La terreau de n’importe qu’elle maladie est un dérèglement hormonal. Savez-vous ce que c’est et ce que cela veut dire ? Je ne ferai pas de dessin et il n’est pas nécessaire de faire une thèse pour s’en rendre compte. Il faut seulement faire de l’observation : observez le fonctionnement de votre corps ! Sachez reconnaître les prémisses d’une maladie, d’un rhume, de la grippe, d’un cancer. Il ne s’agit pas de devenir hypocondriaque, mais d’être simplement un observateur averti. Bien souvent, nous remarquons un changement physique ou physiologique “quelque temps avant”. En y faisant face, vous saurez “pourquoi” et “quand” vous tombez malade. Il faut prendre du recul et comprendre son signal intérieur. La médecine générale ou spécialisée est là pour vous aider quand vous n’y parvenez pas. Souvenez-vous des circonstances ou du réflexe qui vous a habité. Ne donnez-vous pas les clés de votre santé à quelqu’un d’autre ? Qu’est-ce qui perturbe notre système endocrinien ? Très souvent “nos pensées” et parfois “l’extérieur” – le Journal Télévisé et les catastrophes du monde, la peur du chômage, la pression du travail et de l’employeur, le manque d’argent, les paroles des autres, votre gamin(e), un divorce, un mariage, des aliments contaminés, dénaturés ou bourrés de pesticides, votre belle-mère ; faites votre choix de ce qui vous parait imbuvable.

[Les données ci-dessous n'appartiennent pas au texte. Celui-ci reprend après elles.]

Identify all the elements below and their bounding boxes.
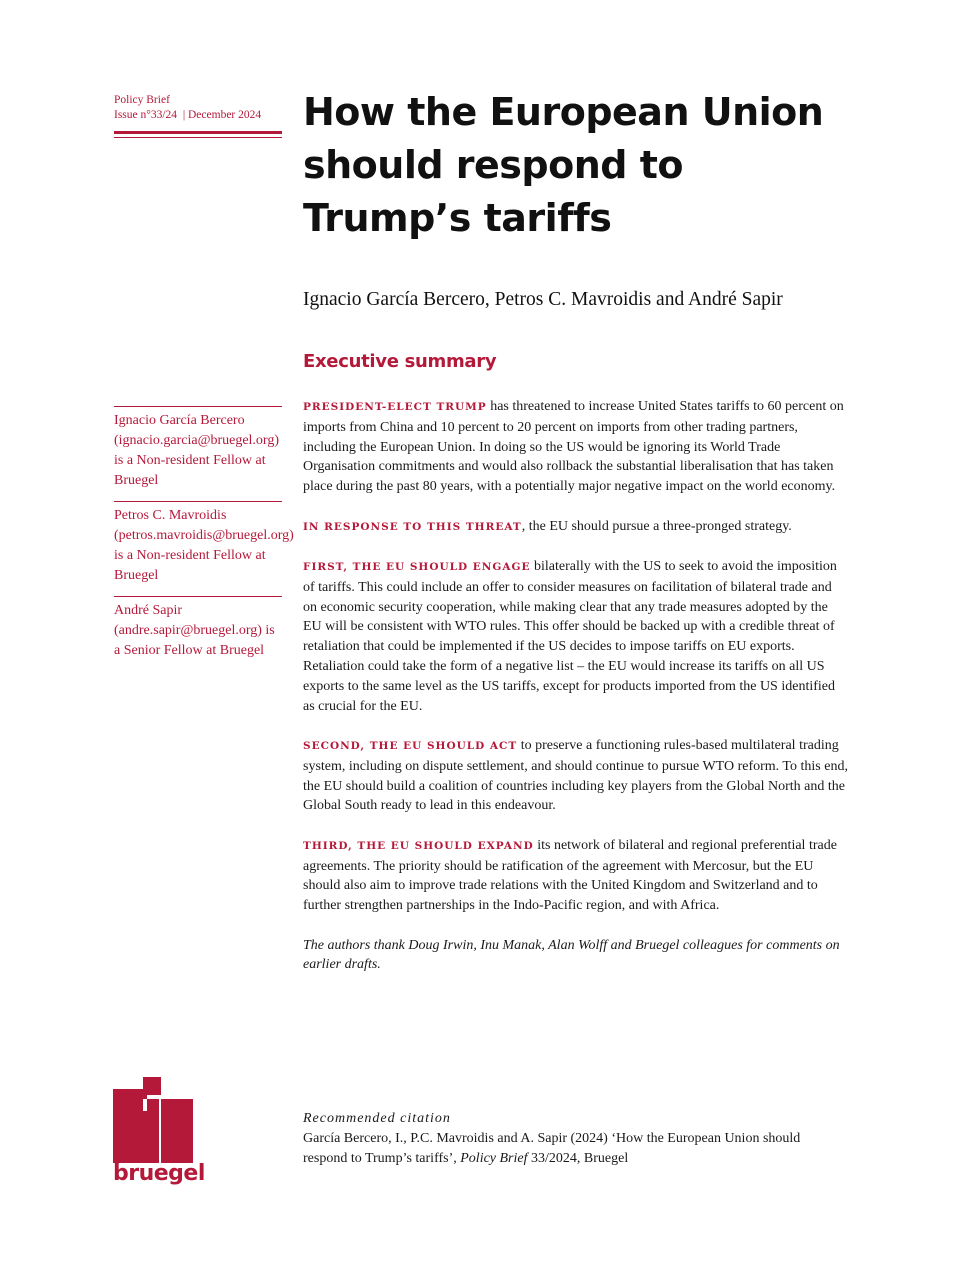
publication-meta [114,93,282,138]
citation-text-before: García Bercero, I., P.C. Mavroidis and A. Sapir (2024) ‘How the European Union should respond to Trump’s tariffs’, [303,1131,801,1166]
paragraph-text: to preserve a functioning rules-based multilateral trading system, including on dispute settlement, and should continue to pursue WTO reform. To this end, the EU should build a coalition of countries including key players from the Global North and the Global South ready to lead in this endeavour. [303,737,848,814]
paragraph-lead: IN RESPONSE TO THIS THREAT [303,520,522,533]
series-label: Policy Brief [114,94,170,106]
citation-journal: Policy Brief [460,1151,528,1166]
executive-summary-heading: Executive summary [303,351,497,372]
issue-separator: | [179,109,188,121]
issue-number: Issue n°33/24 [114,109,178,121]
paragraph-lead: FIRST, THE EU SHOULD ENGAGE [303,560,531,573]
summary-body [303,397,848,995]
summary-paragraph [303,397,848,497]
summary-paragraph [303,517,848,538]
author-bios [114,406,294,671]
paragraph-lead: SECOND, THE EU SHOULD ACT [303,739,518,752]
paragraph-lead: PRESIDENT-ELECT TRUMP [303,401,487,413]
summary-paragraph [303,557,848,716]
author-bio: Ignacio García Bercero (ignacio.garcia@bruegel.org) is a Non-resident Fellow at Bruegel [114,406,282,501]
recommended-citation [303,1109,843,1169]
citation-text [303,1129,843,1169]
citation-text-after: 33/2024, Bruegel [527,1151,629,1166]
paragraph-text: , the EU should pursue a three-pronged strategy. [521,518,792,534]
bruegel-logo-mark [113,1077,193,1163]
bruegel-logo [113,1077,203,1187]
meta-rule-thick [114,131,282,134]
paragraph-text: has threatened to increase United States tariffs to 60 percent on imports from China and 10 percent to 20 percent on imports from other trading partners, including the European Union. In doing so the US would be ignoring its World Trade Organisation commitments and would also rollback the substantial liberalisation that has taken place during the past 80 years, with a potentially major negative impact on the world economy. [303,399,844,495]
paragraph-lead: THIRD, THE EU SHOULD EXPAND [303,839,534,852]
summary-paragraph [303,736,848,816]
issue-date: December 2024 [188,109,262,121]
acknowledgement: The authors thank Doug Irwin, Inu Manak, Alan Wolff and Bruegel colleagues for comments on earlier drafts. [303,937,840,973]
issue-line [114,108,282,123]
logo-wordmark: bruegel [113,1161,205,1186]
citation-heading: Recommended citation [303,1111,451,1126]
author-line: Ignacio García Bercero, Petros C. Mavroidis and André Sapir [303,289,783,310]
paragraph-text: bilaterally with the US to seek to avoid the imposition of tariffs. This could include an offer to consider measures on facilitation of bilateral trade and on economic security cooperation, while making clear that any trade measures adopted by the EU will be consistent with WTO rules. This offer should be backed up with a credible threat of retaliation that could be implemented if the US decides to impose tariffs on EU exports. Retaliation could take the form of a negative list – the EU would increase its tariffs on all US exports to the same level as the US tariffs, except for products imported from the US identified as crucial for the EU. [303,558,837,714]
author-bio: Petros C. Mavroidis (petros.mavroidis@bruegel.org) is a Non-resident Fellow at Bruegel [114,501,282,596]
meta-rule-thin [114,137,282,138]
author-bio: André Sapir (andre.sapir@bruegel.org) is a Senior Fellow at Bruegel [114,596,282,671]
document-title: How the European Union should respond to Trump’s tariffs [303,90,824,240]
summary-paragraph [303,836,848,916]
paragraph-text: its network of bilateral and regional preferential trade agreements. The priority should be ratification of the agreement with Mercosur, but the EU should also aim to improve trade relations with the United Kingdom and Switzerland and to further strengthen partnerships in the Indo-Pacific region, and with Africa. [303,837,837,914]
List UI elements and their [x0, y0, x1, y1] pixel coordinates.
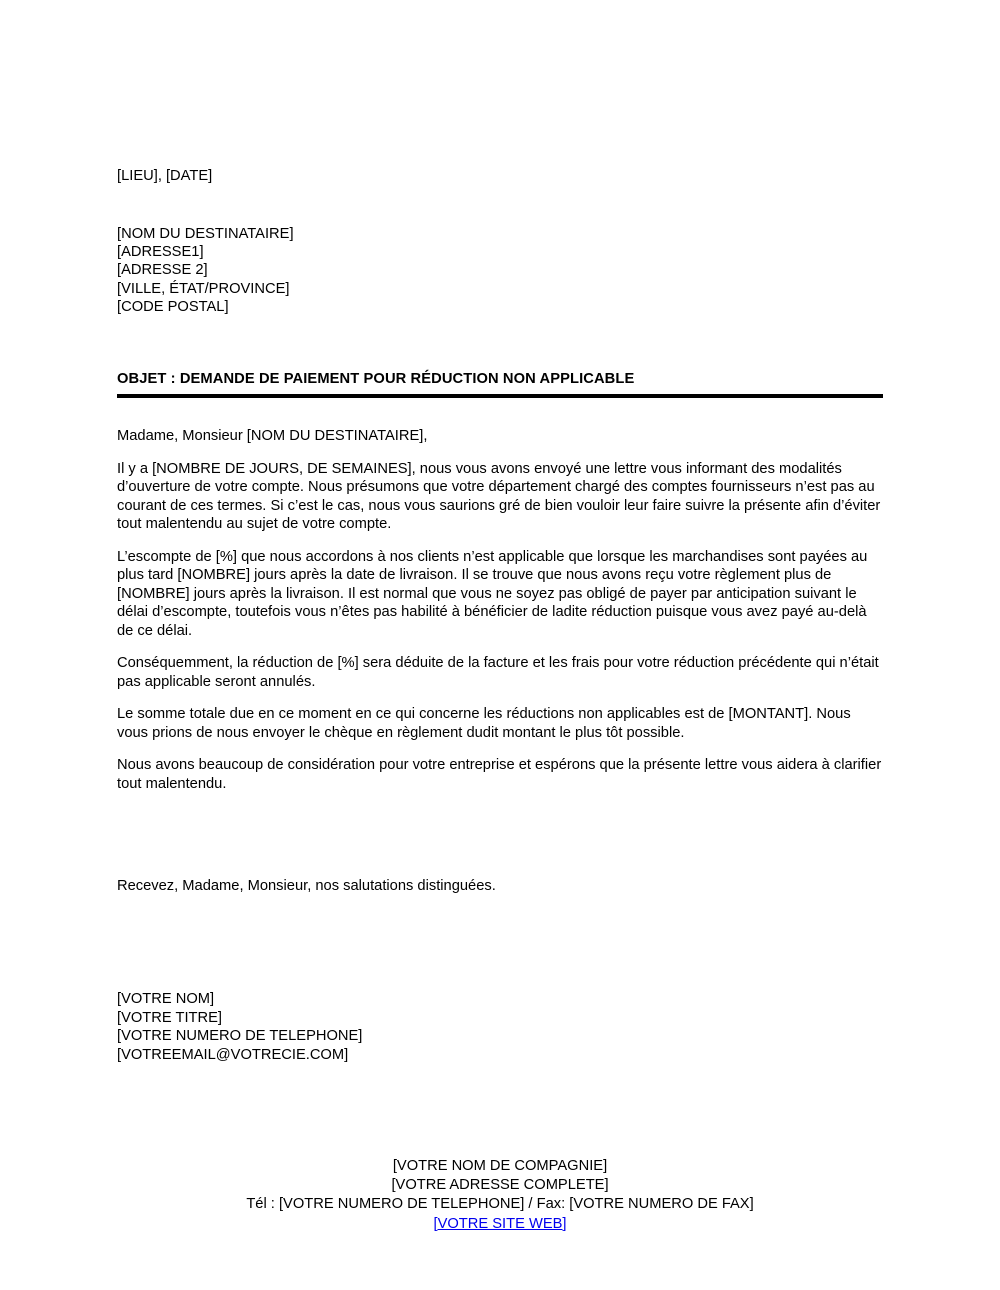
recipient-address-2: [ADRESSE 2]	[117, 262, 208, 279]
subject-divider-rule	[117, 394, 883, 398]
page-footer	[0, 1157, 1000, 1234]
recipient-city-state: [VILLE, ÉTAT/PROVINCE]	[117, 280, 290, 297]
footer-website-link[interactable]: [VOTRE SITE WEB]	[433, 1215, 567, 1232]
recipient-postal-code: [CODE POSTAL]	[117, 298, 229, 315]
footer-contact: Tél : [VOTRE NUMERO DE TELEPHONE] / Fax: [VOTRE NUMERO DE FAX]	[246, 1196, 754, 1213]
body-paragraph-2: L’escompte de [%] que nous accordons à nos clients n’est applicable que lorsque les marchandises sont payées au plus tard [NOMBRE] jours après la date de livraison. Il se trouve que nous avons reçu votre règlement plus de [NOMBRE] jours après la livraison. Il est normal que vous ne soyez pas obligé de payer par anticipation suivant le délai d’escompte, toutefois vous n’êtes pas habilité à bénéficier de ladite réduction puisque vous avez payé au-delà de ce délai.	[117, 548, 868, 639]
recipient-name: [NOM DU DESTINATAIRE]	[117, 226, 294, 242]
signature-email: [VOTREEMAIL@VOTRECIE.COM]	[117, 1046, 349, 1063]
recipient-address-block	[117, 225, 294, 316]
footer-website-link-wrapper	[0, 1215, 1000, 1234]
letter-date-line: [LIEU], [DATE]	[117, 168, 213, 184]
body-paragraph-3: Conséquemment, la réduction de [%] sera déduite de la facture et les frais pour votre réduction précédente qui n’était pas applicable seront annulés.	[117, 655, 879, 690]
salutation-line: Madame, Monsieur [NOM DU DESTINATAIRE],	[117, 428, 428, 444]
signature-title: [VOTRE TITRE]	[117, 1009, 222, 1026]
signature-phone: [VOTRE NUMERO DE TELEPHONE]	[117, 1028, 363, 1045]
footer-company-name: [VOTRE NOM DE COMPAGNIE]	[392, 1158, 608, 1174]
recipient-address-1: [ADRESSE1]	[117, 244, 204, 261]
closing-line: Recevez, Madame, Monsieur, nos salutations distinguées.	[117, 878, 496, 894]
letter-body	[117, 427, 883, 807]
subject-heading: OBJET : DEMANDE DE PAIEMENT POUR RÉDUCTION NON APPLICABLE	[117, 371, 635, 387]
body-paragraph-4: Le somme totale due en ce moment en ce qui concerne les réductions non applicables est de [MONTANT]. Nous vous prions de nous envoyer le chèque en règlement dudit montant le plus tôt possible.	[117, 706, 851, 741]
signature-block	[117, 990, 362, 1064]
footer-address: [VOTRE ADRESSE COMPLETE]	[391, 1177, 609, 1194]
body-paragraph-1: Il y a [NOMBRE DE JOURS, DE SEMAINES], nous vous avons envoyé une lettre vous informant des modalités d’ouverture de votre compte. Nous présumons que votre département chargé des comptes fournisseurs n’est pas au courant de ces termes. Si c’est le cas, nous vous saurions gré de bien vouloir leur faire suivre la présente afin d’éviter tout malentendu au sujet de votre compte.	[117, 460, 881, 532]
signature-name: [VOTRE NOM]	[117, 991, 215, 1007]
body-paragraph-5: Nous avons beaucoup de considération pour votre entreprise et espérons que la présente lettre vous aidera à clarifier tout malentendu.	[117, 757, 882, 792]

Notre organisme fait face à toutes les sollicitations possibles, les sabotages et les sauvetages : lorsqu’il est engorgé, il appelle au secours… Quand vous en serez intimement convaincu, vous serez en bonne santé, car vous ne ferez plus “n’importe comment”. Si la joie est un remède, la peur est le clou du cercueil.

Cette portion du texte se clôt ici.